After our King came cooing, His parents held him in a holy hush until the end of Mary’s purification and the moment of Jesus presentation at the Temple (Luke 2:22-39). At the Temple, Jesus was recognized by Simeon, which melded Joseph and Mary with marvel. Then the prophetess Anna, began to thank God for Him and spread the gospel, the great news of Him, to all awaiting redemption. When Mary and Joseph had completed the law, their act of love, they returned to Nazareth.
As the Magi followed the star, they happened upon Herod. This lower case king asked where to find the capital King who had come. Based on the map of his palace priests, Herod dispatched the Magi to Bethlehem to investigate. But these men, wise and wondered, would not exit the story at an edict, for they were called to follow the star, a confluence of planets carried on a comet.
In the courts of the king they conversed with with men of great stature and immense intellect. From them, they could find no glad tidings of Him. When they saw the star, hovered over His haven, they rejoiced. Their quest for an ancient promise had been quenched, the darkness of those who despaired over His coming, vanquished. Hope held for the hating and hostile.
Though the Magi did not meet Christ, swaddled in a manger, they no less fell before Him cuddled in a crib, hidden at home and called Him King.
The Magi arrived shortly before Joseph was given the dream to move to Egypt. They came laden with gifts and incredible faith, which was the greatest treasure they carried. For to make a journey like theirs, they had to believe they would find what they dedicated years of their lives to look for.
They worshipped Him, for that was the intent of their coming. Their part in this play was not to highlight a crazed king with a swinging scepter and evil intentions. No, their portion was to surrender to the source of joy. They, who traveled from afar, were delivered to find the Joy of the Nations.
At His feet they fell and opened their treasures, offering Him all they had. Wise indeed!
The Magi didn’t just come, they were moved, nobly navigated. The star guided them precisely to the prophesied and a dream warned them to return home a different way. Without such divine and deliberate intervention, the scribes wouldn’t have known where to send them and upon arrival, they would have fallen out of the story and into the plot of a crafty king.

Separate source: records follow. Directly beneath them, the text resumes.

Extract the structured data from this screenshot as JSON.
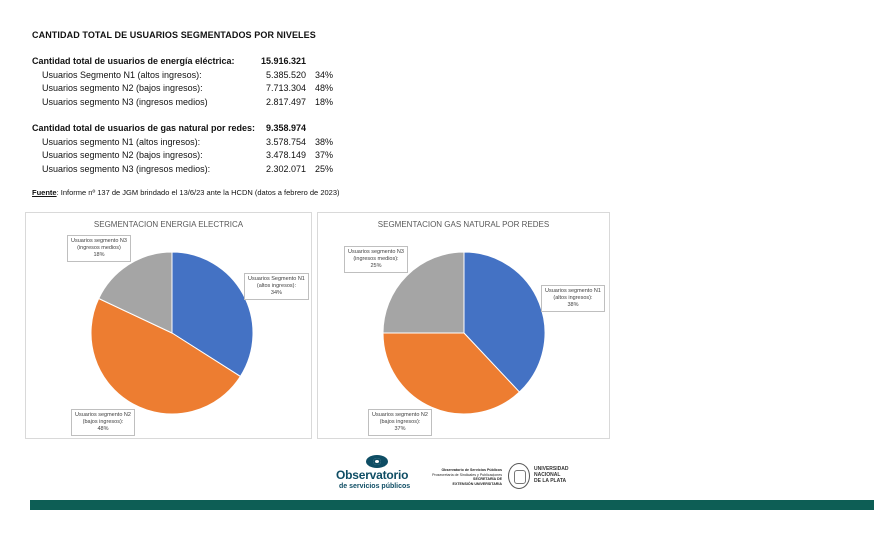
{
  "title": "CANTIDAD TOTAL DE USUARIOS SEGMENTADOS POR NIVELES",
  "electricity": {
    "total_label": "Cantidad total de usuarios de energía eléctrica:",
    "total_value": "15.916.321",
    "rows": [
      {
        "label": "Usuarios Segmento N1 (altos ingresos):",
        "value": "5.385.520",
        "pct": "34%"
      },
      {
        "label": "Usuarios segmento N2 (bajos ingresos):",
        "value": "7.713.304",
        "pct": "48%"
      },
      {
        "label": "Usuarios segmento N3 (ingresos medios)",
        "value": "2.817.497",
        "pct": "18%"
      }
    ]
  },
  "gas": {
    "total_label": "Cantidad total de usuarios de gas natural por redes:",
    "total_value": "9.358.974",
    "rows": [
      {
        "label": "Usuarios segmento N1 (altos ingresos):",
        "value": "3.578.754",
        "pct": "38%"
      },
      {
        "label": "Usuarios segmento N2 (bajos ingresos):",
        "value": "3.478.149",
        "pct": "37%"
      },
      {
        "label": "Usuarios segmento N3 (ingresos medios):",
        "value": "2.302.071",
        "pct": "25%"
      }
    ]
  },
  "source": {
    "label": "Fuente",
    "text": ": Informe nº 137 de JGM brindado el 13/6/23 ante la HCDN (datos a febrero de 2023)"
  },
  "colors": {
    "n1": "#4472c4",
    "n2": "#ed7d31",
    "n3": "#a5a5a5",
    "footer_bar": "#0d5e55"
  },
  "chart_data": [
    {
      "type": "pie",
      "title": "SEGMENTACION ENERGIA ELECTRICA",
      "categories": [
        "Usuarios Segmento N1 (altos ingresos):",
        "Usuarios segmento N2 (bajos ingresos):",
        "Usuarios segmento N3 (ingresos medios)"
      ],
      "values": [
        34,
        48,
        18
      ],
      "labels": [
        {
          "l1": "Usuarios Segmento N1",
          "l2": "(altos ingresos):",
          "pct": "34%"
        },
        {
          "l1": "Usuarios segmento N2",
          "l2": "(bajos ingresos):",
          "pct": "48%"
        },
        {
          "l1": "Usuarios segmento N3",
          "l2": "(ingresos medios)",
          "pct": "18%"
        }
      ]
    },
    {
      "type": "pie",
      "title": "SEGMENTACION GAS NATURAL POR REDES",
      "categories": [
        "Usuarios segmento N1 (altos ingresos):",
        "Usuarios segmento N2 (bajos ingresos):",
        "Usuarios segmento N3 (ingresos medios):"
      ],
      "values": [
        38,
        37,
        25
      ],
      "labels": [
        {
          "l1": "Usuarios segmento N1",
          "l2": "(altos ingresos):",
          "pct": "38%"
        },
        {
          "l1": "Usuarios segmento N2",
          "l2": "(bajos ingresos):",
          "pct": "37%"
        },
        {
          "l1": "Usuarios segmento N3",
          "l2": "(ingresos medios):",
          "pct": "25%"
        }
      ]
    }
  ],
  "footer": {
    "logo_title": "Observatorio",
    "logo_sub": "de servicios públicos",
    "mid_line1": "Observatorio de Servicios Públicos",
    "mid_line2": "Prosecretaría de Sindicales y Publicaciones",
    "mid_line3": "SECRETARÍA DE",
    "mid_line4": "EXTENSIÓN UNIVERSITARIA",
    "unlp_line1": "UNIVERSIDAD",
    "unlp_line2": "NACIONAL",
    "unlp_line3": "DE LA PLATA"
  }
}
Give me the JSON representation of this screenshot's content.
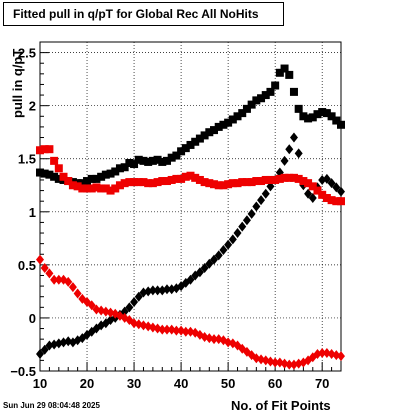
{
  "chart_data": {
    "type": "scatter",
    "title": "Fitted pull in q/pT for Global Rec All NoHits",
    "xlabel": "No. of Fit Points",
    "ylabel": "pull in q/pT",
    "xlim": [
      10,
      74
    ],
    "ylim": [
      -0.5,
      2.6
    ],
    "xticks": [
      10,
      20,
      30,
      40,
      50,
      60,
      70
    ],
    "yticks": [
      -0.5,
      0,
      0.5,
      1,
      1.5,
      2,
      2.5
    ],
    "ytick_labels": [
      "−0.5",
      "0",
      "0.5",
      "1",
      "1.5",
      "2",
      "2.5"
    ],
    "grid": true,
    "x": [
      10,
      11,
      12,
      13,
      14,
      15,
      16,
      17,
      18,
      19,
      20,
      21,
      22,
      23,
      24,
      25,
      26,
      27,
      28,
      29,
      30,
      31,
      32,
      33,
      34,
      35,
      36,
      37,
      38,
      39,
      40,
      41,
      42,
      43,
      44,
      45,
      46,
      47,
      48,
      49,
      50,
      51,
      52,
      53,
      54,
      55,
      56,
      57,
      58,
      59,
      60,
      61,
      62,
      63,
      64,
      65,
      66,
      67,
      68,
      69,
      70,
      71,
      72,
      73,
      74
    ],
    "series": [
      {
        "color": "#000000",
        "marker": "square",
        "values": [
          1.37,
          1.36,
          1.35,
          1.33,
          1.31,
          1.3,
          1.29,
          1.28,
          1.27,
          1.27,
          1.29,
          1.31,
          1.31,
          1.33,
          1.35,
          1.36,
          1.38,
          1.41,
          1.42,
          1.46,
          1.45,
          1.49,
          1.48,
          1.47,
          1.48,
          1.49,
          1.47,
          1.48,
          1.51,
          1.53,
          1.57,
          1.6,
          1.63,
          1.66,
          1.69,
          1.72,
          1.75,
          1.77,
          1.8,
          1.82,
          1.84,
          1.87,
          1.9,
          1.93,
          1.97,
          2.01,
          2.05,
          2.07,
          2.1,
          2.13,
          2.19,
          2.31,
          2.35,
          2.29,
          2.13,
          1.97,
          1.9,
          1.88,
          1.89,
          1.92,
          1.94,
          1.93,
          1.9,
          1.86,
          1.82
        ]
      },
      {
        "color": "#000000",
        "marker": "diamond",
        "values": [
          -0.34,
          -0.3,
          -0.26,
          -0.25,
          -0.24,
          -0.23,
          -0.22,
          -0.23,
          -0.21,
          -0.19,
          -0.16,
          -0.13,
          -0.1,
          -0.07,
          -0.05,
          -0.02,
          0.0,
          0.03,
          0.06,
          0.1,
          0.15,
          0.2,
          0.24,
          0.25,
          0.26,
          0.26,
          0.26,
          0.27,
          0.27,
          0.28,
          0.3,
          0.33,
          0.36,
          0.4,
          0.43,
          0.47,
          0.51,
          0.55,
          0.59,
          0.64,
          0.69,
          0.74,
          0.8,
          0.86,
          0.92,
          0.98,
          1.05,
          1.11,
          1.17,
          1.24,
          1.3,
          1.37,
          1.48,
          1.59,
          1.7,
          1.55,
          1.25,
          1.17,
          1.13,
          1.23,
          1.3,
          1.31,
          1.27,
          1.23,
          1.19
        ]
      },
      {
        "color": "#ee0000",
        "marker": "square",
        "values": [
          1.58,
          1.59,
          1.59,
          1.48,
          1.41,
          1.33,
          1.29,
          1.25,
          1.24,
          1.22,
          1.22,
          1.22,
          1.23,
          1.22,
          1.22,
          1.2,
          1.22,
          1.25,
          1.27,
          1.28,
          1.28,
          1.28,
          1.28,
          1.27,
          1.27,
          1.28,
          1.29,
          1.29,
          1.3,
          1.31,
          1.31,
          1.33,
          1.34,
          1.32,
          1.3,
          1.28,
          1.27,
          1.26,
          1.25,
          1.25,
          1.26,
          1.27,
          1.27,
          1.28,
          1.28,
          1.28,
          1.29,
          1.29,
          1.3,
          1.3,
          1.3,
          1.31,
          1.32,
          1.32,
          1.32,
          1.31,
          1.29,
          1.27,
          1.24,
          1.2,
          1.16,
          1.13,
          1.11,
          1.1,
          1.1
        ]
      },
      {
        "color": "#ee0000",
        "marker": "diamond",
        "values": [
          0.55,
          0.47,
          0.42,
          0.36,
          0.36,
          0.36,
          0.34,
          0.29,
          0.23,
          0.18,
          0.15,
          0.12,
          0.08,
          0.07,
          0.06,
          0.05,
          0.04,
          0.02,
          0.0,
          -0.02,
          -0.05,
          -0.06,
          -0.07,
          -0.08,
          -0.09,
          -0.1,
          -0.11,
          -0.11,
          -0.11,
          -0.12,
          -0.12,
          -0.13,
          -0.13,
          -0.14,
          -0.16,
          -0.18,
          -0.19,
          -0.2,
          -0.2,
          -0.21,
          -0.23,
          -0.24,
          -0.26,
          -0.29,
          -0.32,
          -0.35,
          -0.38,
          -0.39,
          -0.4,
          -0.41,
          -0.42,
          -0.42,
          -0.43,
          -0.44,
          -0.44,
          -0.43,
          -0.42,
          -0.4,
          -0.37,
          -0.34,
          -0.33,
          -0.33,
          -0.34,
          -0.35,
          -0.36
        ]
      }
    ]
  },
  "footer": {
    "timestamp": "Sun Jun 29 08:04:48 2025"
  }
}
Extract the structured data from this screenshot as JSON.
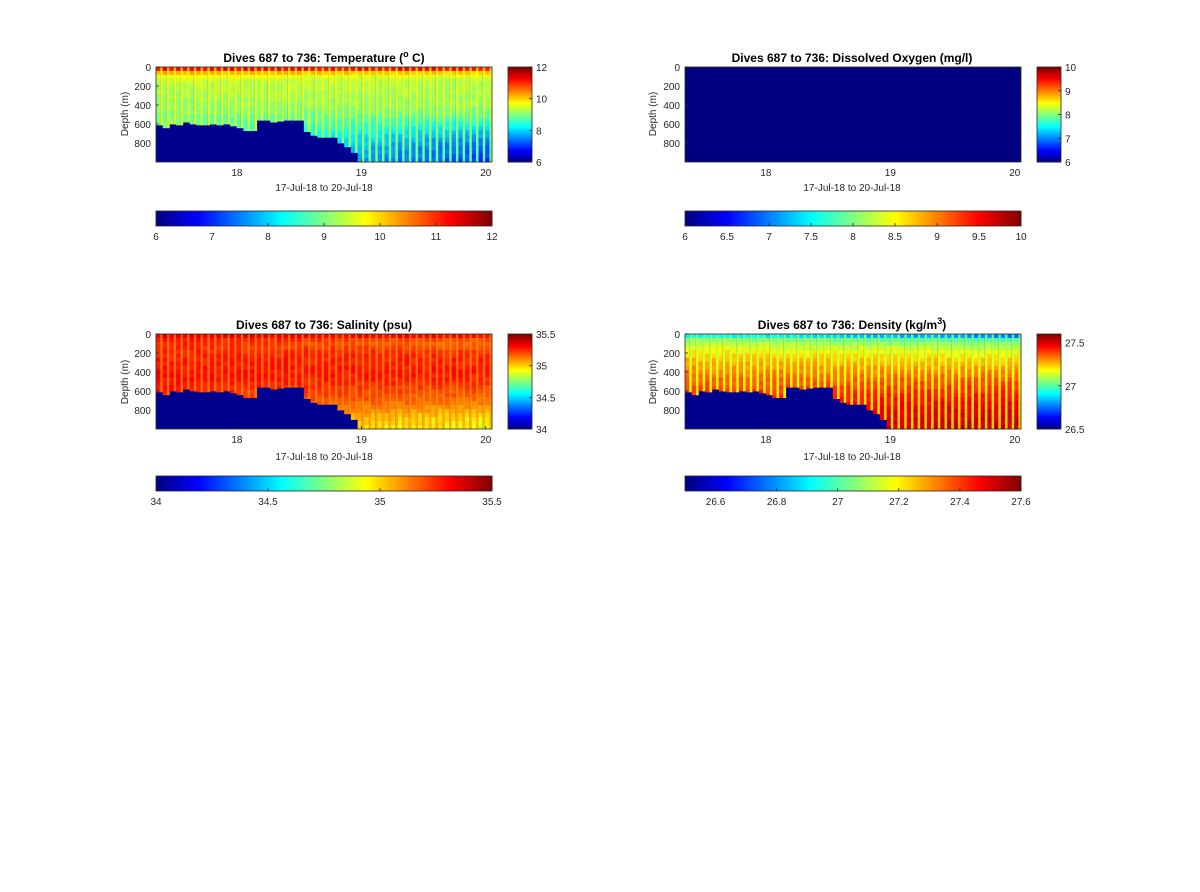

Each step of their ADVENTure whispered, “Look up. Read what is written.” This causes me to consider a star that cries out to us, in our now. In the month of Tevet, in the Tabernacle of “The Sacrifice” a glowing star dwells. It isn’t very bright, but is radically red. This star sings loudly a, word, ‘tiqvah’ Which comes from the same root as the scarlet cord that hung from Rahab’s window. Its name, the fullness of its name means HOPE.
In the mosaic of the Magi, mankind looked down. Christ came to bring hope to a world that looked the wrong way. His coming reckoned all of mankind with reality of rejoicing. That is the magic of the Magi.
A child is born. A son is given. The Hebrew word for “given” is ‘nathan’ which is spelled nun-tav-nun. The same backwards or forwards. Beginning to end.
A miracle given, sent through a choice, towards another miracle. What He grants, we can give, returning what we receive, multiplied.
There is a Hebrew phrase ‘Nathan takem’ and means “given to you or for you.” For us.
‘Givor’ is an ancient Akkadian word used militarily. A ‘givor’ is one who lays down his life to defend. Translated for us, it is the God who defeats all other gods we allow into our lives. In Hebrew this word is spelled gimmel-beth-resh. The gimmel represents loving kindness, the beth represents the heart and resh represents a turning or change in direction.
The given, a Savior, who laid His life in a cradle, in order to enter our every battle and change or turn our direction toward victory. What a gift!